# What are all the possible rational zeros for f(x)=x^3+4x^2+5x+2 and how do you find all zeros?

##### 1 Answer
Sep 5, 2016

$f \left(x\right)$ has zeros $- 1$, $- 1$ and $- 2$.

#### Explanation:

$f \left(x\right) = {x}^{3} + 4 {x}^{2} + 5 x + 2$

By the rational roots theorem, any rational zeros of $f \left(x\right)$ are expressible in the form $\frac{p}{q}$ for integers $p , q$ with $p$ a divisor of the constant term $2$ and $q$ a divisor of the coefficient $1$ of the leading term.
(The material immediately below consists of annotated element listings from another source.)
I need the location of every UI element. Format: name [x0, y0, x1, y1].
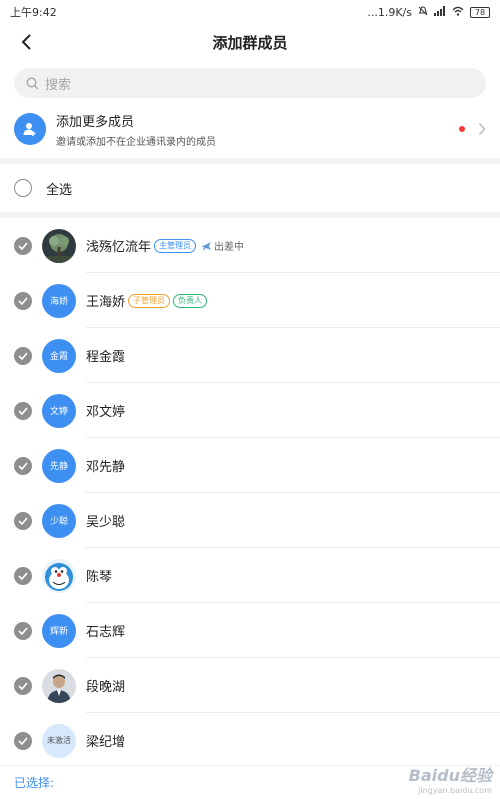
- member-name: 邓先静: [86, 460, 126, 475]
- select-all-label: 全选: [46, 182, 73, 198]
- cartoon-avatar: [42, 558, 76, 593]
- status-away: 出差中: [200, 238, 244, 253]
- wifi-icon: [452, 6, 464, 19]
- avatar: 辉新: [42, 613, 76, 648]
- member-row[interactable]: 段晚湖: [0, 658, 500, 713]
- search-section: 搜索: [0, 60, 500, 98]
- member-row[interactable]: 先静 邓先静: [0, 438, 500, 493]
- member-row[interactable]: 海娇 王海娇 子管理员 负责人: [0, 273, 500, 328]
- checkbox-checked-icon[interactable]: [14, 621, 32, 640]
- net-speed: ...1.9K/s: [367, 5, 412, 19]
- mute-icon: [418, 5, 428, 19]
- checkbox-checked-icon[interactable]: [14, 291, 32, 310]
- member-name: 段晚湖: [86, 680, 126, 695]
- checkbox-checked-icon[interactable]: [14, 731, 32, 750]
- battery-icon: 78: [470, 6, 490, 18]
- page-title: 添加群成员: [212, 33, 288, 52]
- avatar: [42, 668, 76, 703]
- avatar: [42, 558, 76, 593]
- avatar: 金霞: [42, 338, 76, 373]
- chevron-left-icon: [21, 34, 31, 50]
- checkbox-checked-icon[interactable]: [14, 236, 32, 255]
- role-tag: 负责人: [173, 293, 208, 308]
- search-placeholder: 搜索: [45, 77, 72, 93]
- bottom-selection-bar: 已选择: Baidu经验 jingyan.baidu.com: [0, 765, 500, 799]
- member-row[interactable]: 未激活 梁纪增: [0, 713, 500, 768]
- add-more-title: 添加更多成员: [56, 114, 135, 130]
- checkbox-checked-icon[interactable]: [14, 511, 32, 530]
- member-name: 程金霞: [86, 350, 126, 365]
- chevron-right-icon: [478, 123, 486, 135]
- watermark-url: jingyan.baidu.com: [418, 786, 492, 795]
- status-text: 出差中: [214, 242, 245, 253]
- search-icon: [26, 76, 39, 89]
- role-tag: 主管理员: [154, 238, 197, 253]
- member-name: 王海娇: [86, 295, 126, 310]
- member-row[interactable]: 文婷 邓文婷: [0, 383, 500, 438]
- member-row[interactable]: 浅殇忆流年 主管理员 出差中: [0, 218, 500, 273]
- status-bar: 上午9:42 ...1.9K/s 78: [0, 0, 500, 24]
- checkbox-checked-icon[interactable]: [14, 346, 32, 365]
- add-more-members-row[interactable]: 添加更多成员 邀请或添加不在企业通讯录内的成员: [0, 100, 500, 158]
- add-user-icon: [14, 113, 46, 145]
- notification-dot: [459, 126, 465, 132]
- avatar: [42, 228, 76, 263]
- avatar: 少聪: [42, 503, 76, 538]
- signal-icon: [434, 5, 446, 19]
- add-more-text: 添加更多成员 邀请或添加不在企业通讯录内的成员: [56, 111, 216, 148]
- member-name: 浅殇忆流年: [86, 240, 152, 255]
- avatar: 未激活: [42, 723, 76, 758]
- member-name: 邓文婷: [86, 405, 126, 420]
- tree-photo-avatar: [42, 228, 76, 263]
- role-tag: 子管理员: [128, 293, 171, 308]
- member-row[interactable]: 辉新 石志辉: [0, 603, 500, 658]
- member-row[interactable]: 金霞 程金霞: [0, 328, 500, 383]
- avatar: 海娇: [42, 283, 76, 318]
- select-all-checkbox[interactable]: [14, 179, 32, 197]
- top-bar: 添加群成员: [0, 24, 500, 60]
- back-button[interactable]: [14, 29, 38, 55]
- watermark-logo: Baidu经验: [408, 766, 492, 785]
- search-input[interactable]: 搜索: [14, 68, 486, 98]
- member-name: 石志辉: [86, 625, 126, 640]
- member-name: 吴少聪: [86, 515, 126, 530]
- avatar: 先静: [42, 448, 76, 483]
- checkbox-checked-icon[interactable]: [14, 676, 32, 695]
- member-row[interactable]: 少聪 吴少聪: [0, 493, 500, 548]
- status-icons: ...1.9K/s 78: [367, 5, 490, 19]
- checkbox-checked-icon[interactable]: [14, 566, 32, 585]
- airplane-icon: [201, 241, 212, 251]
- member-name: 陈琴: [86, 570, 113, 585]
- avatar: 文婷: [42, 393, 76, 428]
- person-photo-avatar: [42, 668, 76, 703]
- watermark: Baidu经验 jingyan.baidu.com: [409, 762, 492, 795]
- status-time: 上午9:42: [10, 6, 57, 19]
- select-all-row[interactable]: 全选: [0, 164, 500, 212]
- checkbox-checked-icon[interactable]: [14, 456, 32, 475]
- member-row[interactable]: 陈琴: [0, 548, 500, 603]
- add-more-subtitle: 邀请或添加不在企业通讯录内的成员: [56, 136, 216, 148]
- selected-label: 已选择:: [14, 776, 55, 790]
- member-name: 梁纪增: [86, 735, 126, 750]
- checkbox-checked-icon[interactable]: [14, 401, 32, 420]
- member-list: 浅殇忆流年 主管理员 出差中 海娇 王海娇 子管理员 负责人 金霞 程金霞 文婷…: [0, 218, 500, 768]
So the only possible rational zeros are:

$\pm 1 , \pm 2$

Note also that $f \left(x\right)$ only has positive coefficients, so it has no positive Real zeros, which only leaves $- 1$ and $- 2$ as possible rational zeros.

We find:

$f \left(- 1\right) = - 1 + 4 - 5 + 2 = 0$

So $x = - 1$ is a zero and $\left(x + 1\right)$ a factor:

${x}^{3} + 4 {x}^{2} + 5 x + 2 = \left(x + 1\right) \left({x}^{2} + 3 x + 2\right)$

The only possible rational zeros of the remaining quadratic are also $- 1$ and $- 2$, with corresponding factors $\left(x + 1\right)$ and $\left(x + 2\right)$ and indeed:

${x}^{2} + 3 x + 2 = \left(x + 1\right) \left(x + 2\right)$

So all the zeros of $f \left(x\right)$ are rational, being $- 1$ with multiplicity $2$ and $- 2$ with multiplicity $1$.